In late December, 2003 declassified documents published by the National Security Archives disclosed a worldwide secret nuclear alert Nixon and his national security adviser, Henry Kissinger, stage-managed from 13 Oct. to 25 Oct., 1969. The alert consisted of a series of actions to ratchet up the readiness level of nuclear forces hoping to jar Soviet officials into pressing North Vietnam to meet U.S. terms in peace negotiations. The move caused no change in Soviet policy towards North Vietnam.

The nuclear alert was based on a diplomacy-supporting stratagem Nixon called the Madman Theory, or "the principle of the threat of excessive force." Nixon was convinced that his power would be enhanced if his opponents thought he might use excessive force, even nuclear force. That, coupled with his reputation for ruthlessness, he believed, would suggest that he was dangerously unpredictable.

Although Nixon favored this theory more than most, threatening excessive force was nothing new. In the 1950s President Dwight D. Eisenhower, his Secretary of State John Foster Dulles, and then-Vice President Nixon, had overtly practiced a version of the Madman Theory by means of the "uncertainty principle" and coercive nuclear "brinkmanship."

Such is the state of the world when Harvard University fellows urge the President of the United States to act nuts. In the name of preserving peace, George W. Bush is supposed to reintroduce the draft and god knows what else. This kind of behavior was summed up in Orwell's "1984" as double-think of course: "War is Peace". You can also add a new slogan, I suppose: "Insanity is sanity".

With all proportions guarded, when I read Paul Kane's bloodcurdling prose, I am reminded of what Leon Trotsky wrote in the 1933 article "What is National Socialism."

Fascism has opened up the depths of society for politics. Today, not only in peasant homes but also in city skyscrapers, there lives alongside of the twentieth century the tenth of the thirteenth. A hundred million people use electricity and still believe in the magic power of signs and exorcisms. The Pope of Rome broadcasts over the radio about the miraculous transformation of water into wine. Movie stars go to mediums. Aviators who pilot miraculous mechanisms created by man's genius wear amulets on their sweaters. What inexhaustible reserves they possess of darkness, ignorance, and savagery! Despair has raised them to their feet, fascism has given them a banner. Everything that should have been eliminated from the national organism in the form of cultural excrement in the course of the normal development of society has now come gushing out from the throat; capitalist society is puking up the undigested barbarism. Such is the psychology of National Socialism.

2 Comments »

  1. […] When U.S. Presidents act like madmen Louis Proyect […]

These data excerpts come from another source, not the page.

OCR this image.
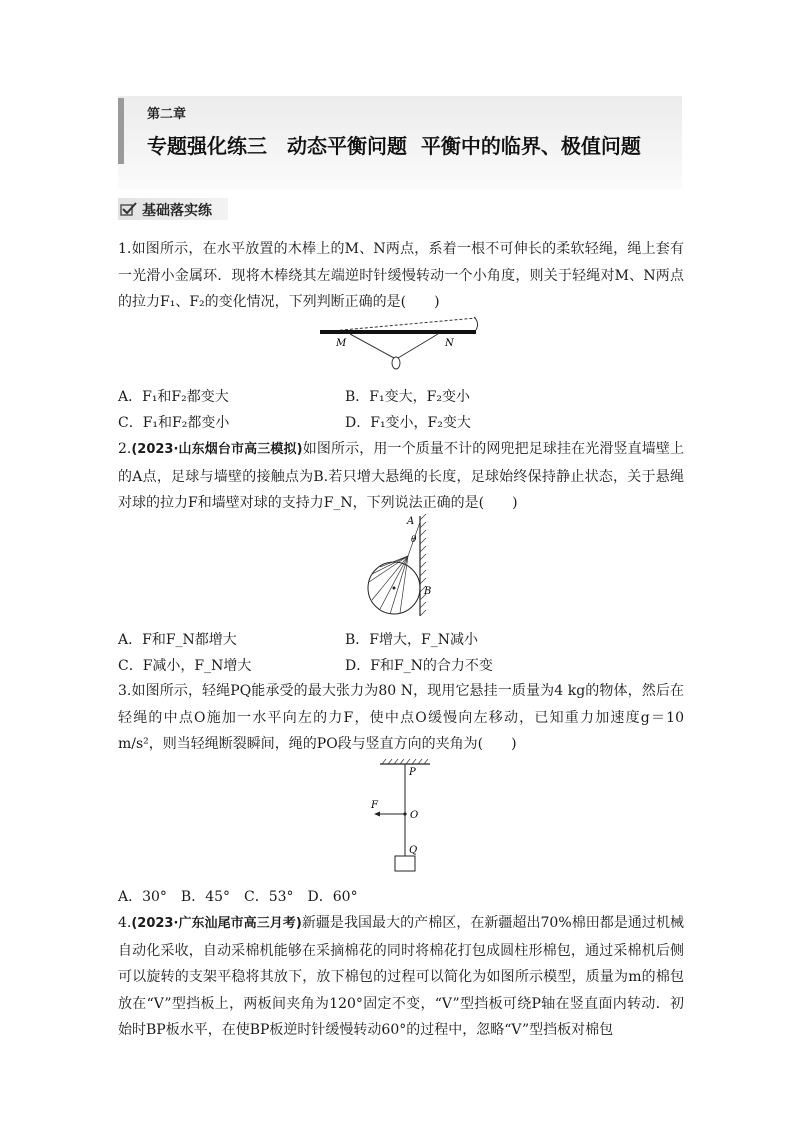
第二章
专题强化练三　动态平衡问题  平衡中的临界、极值问题
基础落实练
1.如图所示，在水平放置的木棒上的M、N两点，系着一根不可伸长的柔软轻绳，绳上套有一光滑小金属环．现将木棒绕其左端逆时针缓慢转动一个小角度，则关于轻绳对M、N两点的拉力F₁、F₂的变化情况，下列判断正确的是(　　)
M	N
A．F₁和F₂都变大	B．F₁变大，F₂变小
C．F₁和F₂都变小	D．F₁变小，F₂变大
2.(2023·山东烟台市高三模拟)如图所示，用一个质量不计的网兜把足球挂在光滑竖直墙壁上的A点，足球与墙壁的接触点为B.若只增大悬绳的长度，足球始终保持静止状态，关于悬绳对球的拉力F和墙壁对球的支持力F_N，下列说法正确的是(　　)
A
θ
B
A．F和F_N都增大	B．F增大，F_N减小
C．F减小，F_N增大	D．F和F_N的合力不变
3.如图所示，轻绳PQ能承受的最大张力为80 N，现用它悬挂一质量为4 kg的物体，然后在轻绳的中点O施加一水平向左的力F，使中点O缓慢向左移动，已知重力加速度g＝10 m/s²，则当轻绳断裂瞬间，绳的PO段与竖直方向的夹角为(　　)
P
O
Q
F
A．30°　B．45°　C．53°　D．60°
4.(2023·广东汕尾市高三月考)新疆是我国最大的产棉区，在新疆超出70%棉田都是通过机械自动化采收，自动采棉机能够在采摘棉花的同时将棉花打包成圆柱形棉包，通过采棉机后侧可以旋转的支架平稳将其放下，放下棉包的过程可以简化为如图所示模型，质量为m的棉包放在“V”型挡板上，两板间夹角为120°固定不变，“V”型挡板可绕P轴在竖直面内转动．初始时BP板水平，在使BP板逆时针缓慢转动60°的过程中，忽略“V”型挡板对棉包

    Pingback by My Buffalo River Home — April 20, 2006 @ 10:59 pm

  2. What about the argument that a draft would create a more egalitarian army and would increase resistance to the war among middle-class young people who were crucial to bringing down vietnam but don’t care so much this time around? I’m not saying I agree with this, but it’s something I’ve heard. I know that objective conditions and cultural factors are much bigger reasons for youth apathy, but still, I haven’t heard a totally convincing refutation of this argument. What’s the best socialist literature about the draft?